Based upon past experience with SFA, or having heard war stories from their peers, salespeople may view SFA as something to be” dealt with.” The required input can be perceived as a burden that mostly benefits others within the organization. In extreme cases, an SFA system can be viewed as “big brother” enabling management to selectively put sellers under a microscope. Salespeople may feign acceptance but work around the system, choosing to enter only those opportunities that appear winnable (or that have already been closed).
By better articulating potential benefits to salespeople—specific metrics for improvement with customers in win rate, reduction in sales cycles, improved cross-selling, quicker startup times, and the like—you can reduce pushback and increase acceptance.
Adoption
Having milestones, a common skill set for salespeople, consistent product positioning and a way to audit opportunities in place will not ensure success unless your sales force uses the technology. In implementing change, human nature is such that the initial reaction tends to be one of resistance. Many salespeople feel sales is far more art than science and may well be skeptical about relying upon the new system as they attempt to achieve their numbers and desired earnings. One idea some companies have adopted that works well is to form an advisory board with representation from the sales organization to ensure input is solicited for changes and enhancements going forward.

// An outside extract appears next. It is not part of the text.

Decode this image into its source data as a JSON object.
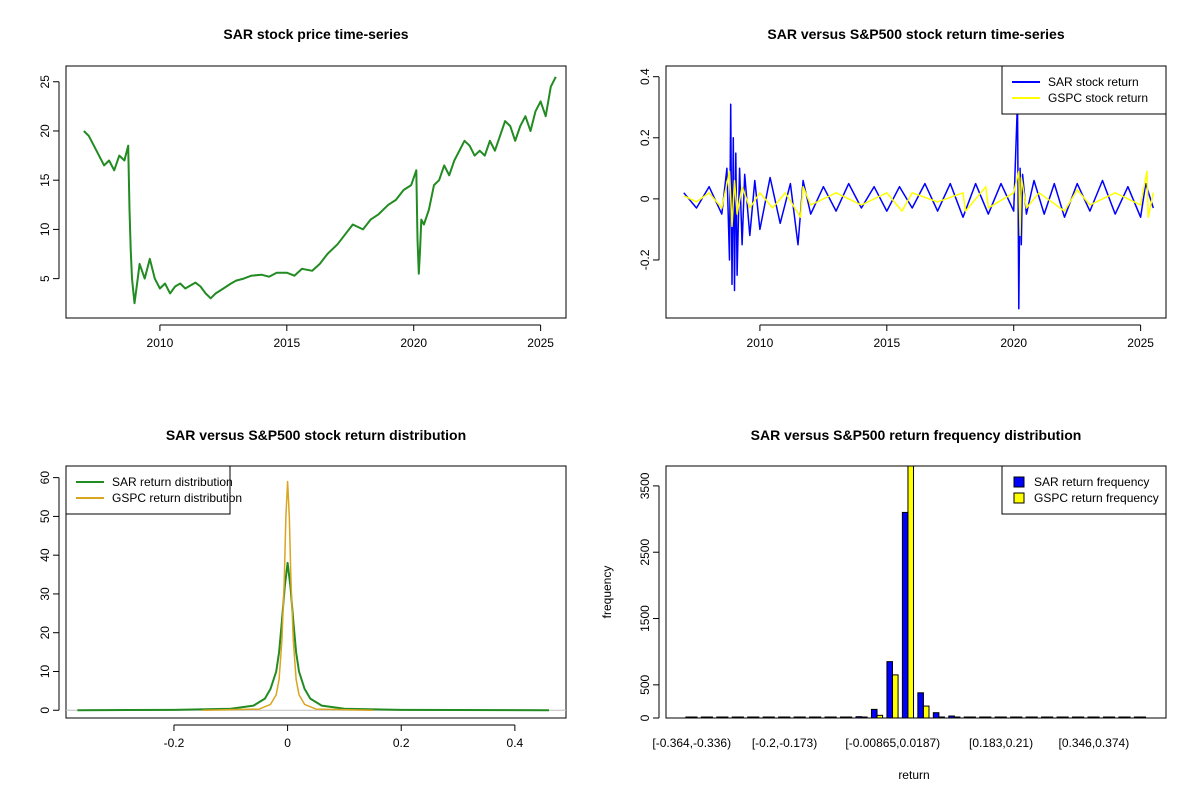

Once past the initial learning curve, salespeople discover that administrative tasks take less time. Complete contact information reduces time spent to oversee activities of other staff within their accounts. Lead tracking minimizes the chance of inadequate or no follow-up. Sales managers can share best practices and begin to manage on an exception basis (those that vary from best practices).
Acceptance by the entire sales organization should contribute to a higher quality pipeline, shorter sales cycles and a “single version of the truth” for all people to access. Senior management can realize increased revenue because salespeople are making better calls, and the CFO can be confident that the forecast resembles reality.
Management Support
Managers’ support is critical in driving usage of the SFA system. If salespeople sense a lack of commitment by their manager they likely will do whatever minimum gets them through. In the same way salespeople should be “sold” on the personal benefits of SFA, so it should be for first-line managers. If managers had to inspect deliverables input by salespeople before they could grade an opportunity, the adoption would be mandated. Senior sales executives should also imbed the SFA system as one of the fundamental tools sales managers use to assess, support and develop their staff, as well as using the system from their desktops to review the revenue pipeline.